SLAMF6 differs fundamentally. It is activated through homotypic interactions on the T‑cell surface—binding to identical molecules on the same or neighboring cells—without requiring external signals from the tumor. Consequently, SLAMF6 suppresses T‑cell activity regardless of tumor ligand expression, a phenomenon that likely underlies resistance in many cancers that fail to respond to PD‑1 or CTLA‑4 blockade.
SLAMF6 is predominantly expressed on progenitor or stem‑like exhausted T cells, the subset that retains the capacity for functional restoration after checkpoint inhibition. By attenuating this critical population through a tumor‑independent mechanism, SLAMF6 curtails immune responses both within the tumor microenvironment and before T cells fully engage the malignancy.
To counteract SLAMF6’s inhibitory effects, Veillette’s team engineered monoclonal antibodies that prevent SLAMF6 from binding to itself. In murine tumor models, these antibodies achieved markedly superior tumor‑reduction compared to existing SLAMF6‑targeting approaches and displayed encouraging synergy when combined with PD‑1 inhibitors.
“By uncovering an internal brake that had remained unrecognized and by developing antibodies to neutralize it, our researchers are offering an innovative solution to the limitations of current therapies,” noted Dr. Jean‑François Côté, president and scientific director of IRCM.

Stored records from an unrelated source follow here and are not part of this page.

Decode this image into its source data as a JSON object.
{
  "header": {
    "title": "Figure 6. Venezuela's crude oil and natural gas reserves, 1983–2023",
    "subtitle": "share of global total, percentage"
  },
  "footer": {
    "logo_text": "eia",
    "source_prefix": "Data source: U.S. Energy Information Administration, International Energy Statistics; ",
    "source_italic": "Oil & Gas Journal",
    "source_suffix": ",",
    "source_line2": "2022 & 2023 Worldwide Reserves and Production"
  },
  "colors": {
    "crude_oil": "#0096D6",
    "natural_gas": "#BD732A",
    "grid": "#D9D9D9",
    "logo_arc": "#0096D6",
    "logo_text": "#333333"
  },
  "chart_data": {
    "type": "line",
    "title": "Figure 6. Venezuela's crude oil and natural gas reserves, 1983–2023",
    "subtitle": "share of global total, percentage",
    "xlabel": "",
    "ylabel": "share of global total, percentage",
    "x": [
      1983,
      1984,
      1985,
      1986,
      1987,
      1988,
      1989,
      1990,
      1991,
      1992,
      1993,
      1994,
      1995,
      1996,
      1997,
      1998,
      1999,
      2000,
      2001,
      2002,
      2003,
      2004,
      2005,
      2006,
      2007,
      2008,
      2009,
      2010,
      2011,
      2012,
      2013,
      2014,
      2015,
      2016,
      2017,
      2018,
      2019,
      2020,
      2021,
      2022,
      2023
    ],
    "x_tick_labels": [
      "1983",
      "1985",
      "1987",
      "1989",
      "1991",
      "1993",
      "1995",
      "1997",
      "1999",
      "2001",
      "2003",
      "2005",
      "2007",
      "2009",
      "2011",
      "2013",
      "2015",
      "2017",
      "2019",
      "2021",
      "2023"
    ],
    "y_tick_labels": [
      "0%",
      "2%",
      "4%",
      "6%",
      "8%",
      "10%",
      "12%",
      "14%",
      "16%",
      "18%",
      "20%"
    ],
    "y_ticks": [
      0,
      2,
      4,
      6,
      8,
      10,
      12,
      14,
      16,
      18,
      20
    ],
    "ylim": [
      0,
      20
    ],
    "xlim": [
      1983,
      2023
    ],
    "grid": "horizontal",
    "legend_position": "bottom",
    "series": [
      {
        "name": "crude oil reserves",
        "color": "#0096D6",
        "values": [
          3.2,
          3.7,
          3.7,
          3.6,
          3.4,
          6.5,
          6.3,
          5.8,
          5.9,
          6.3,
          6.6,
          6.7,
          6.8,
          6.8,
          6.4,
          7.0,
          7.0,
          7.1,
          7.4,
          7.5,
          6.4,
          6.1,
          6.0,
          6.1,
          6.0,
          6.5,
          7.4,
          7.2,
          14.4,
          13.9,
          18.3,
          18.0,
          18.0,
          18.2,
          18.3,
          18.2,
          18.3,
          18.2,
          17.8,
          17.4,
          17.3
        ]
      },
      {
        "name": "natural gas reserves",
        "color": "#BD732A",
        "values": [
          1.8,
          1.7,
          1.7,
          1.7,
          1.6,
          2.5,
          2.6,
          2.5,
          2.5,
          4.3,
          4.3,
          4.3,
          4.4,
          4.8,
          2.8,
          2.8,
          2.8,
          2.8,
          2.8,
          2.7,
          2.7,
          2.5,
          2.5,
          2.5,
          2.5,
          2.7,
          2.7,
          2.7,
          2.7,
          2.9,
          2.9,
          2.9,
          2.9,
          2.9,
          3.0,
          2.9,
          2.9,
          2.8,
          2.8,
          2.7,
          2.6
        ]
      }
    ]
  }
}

Path Toward Clinical Application
SLAMF6‑targeted antibodies are presently in preclinical development. Human trials typically commence 3 to 5 years after promising animal data, following Phase I safety assessments. Because SLAMF6 acts independently of tumor‑specific expression, this discovery has the potential to broaden therapeutic applicability across a wider spectrum of solid tumors than current checkpoint inhibitors—including the roughly 40–50 % of cancers that respond inadequately to PD‑1 and CTLA‑4 blockade.
Frequently Asked Questions
Q: What is SLAMF6?
A: SLAMF6 is a receptor on T‑cell surfaces that, when it binds to another copy of itself, delivers a self‑regulatory ‘stop’ signal that dampens the T‑cell’s anti‑tumor activity. This function is independent of signals from tumor cells.
Q: How does SLAMF6 differ from existing immunotherapy targets?
A: PD‑1 and CTLA‑4 inhibitors neutralize tumor‑derived signals that suppress T cells. In contrast, SLAMF6 self‑activates on T cells without any tumor input, thereby suppressing immunity in cancers that evade conventional checkpoint blockade.
Q: Are SLAMF6‑targeting drugs available?
A: No. The research is at the preclinical stage as of June 2026. Human clinical trials are expected within 3–5 years, contingent on further development.
Q: Which cancers might benefit?
A: SLAMF6’s tumor‑independent mechanism suggests potential benefits across many solid tumors, especially those that do not respond well to existing checkpoint inhibitors. Specific tumor types are under investigation.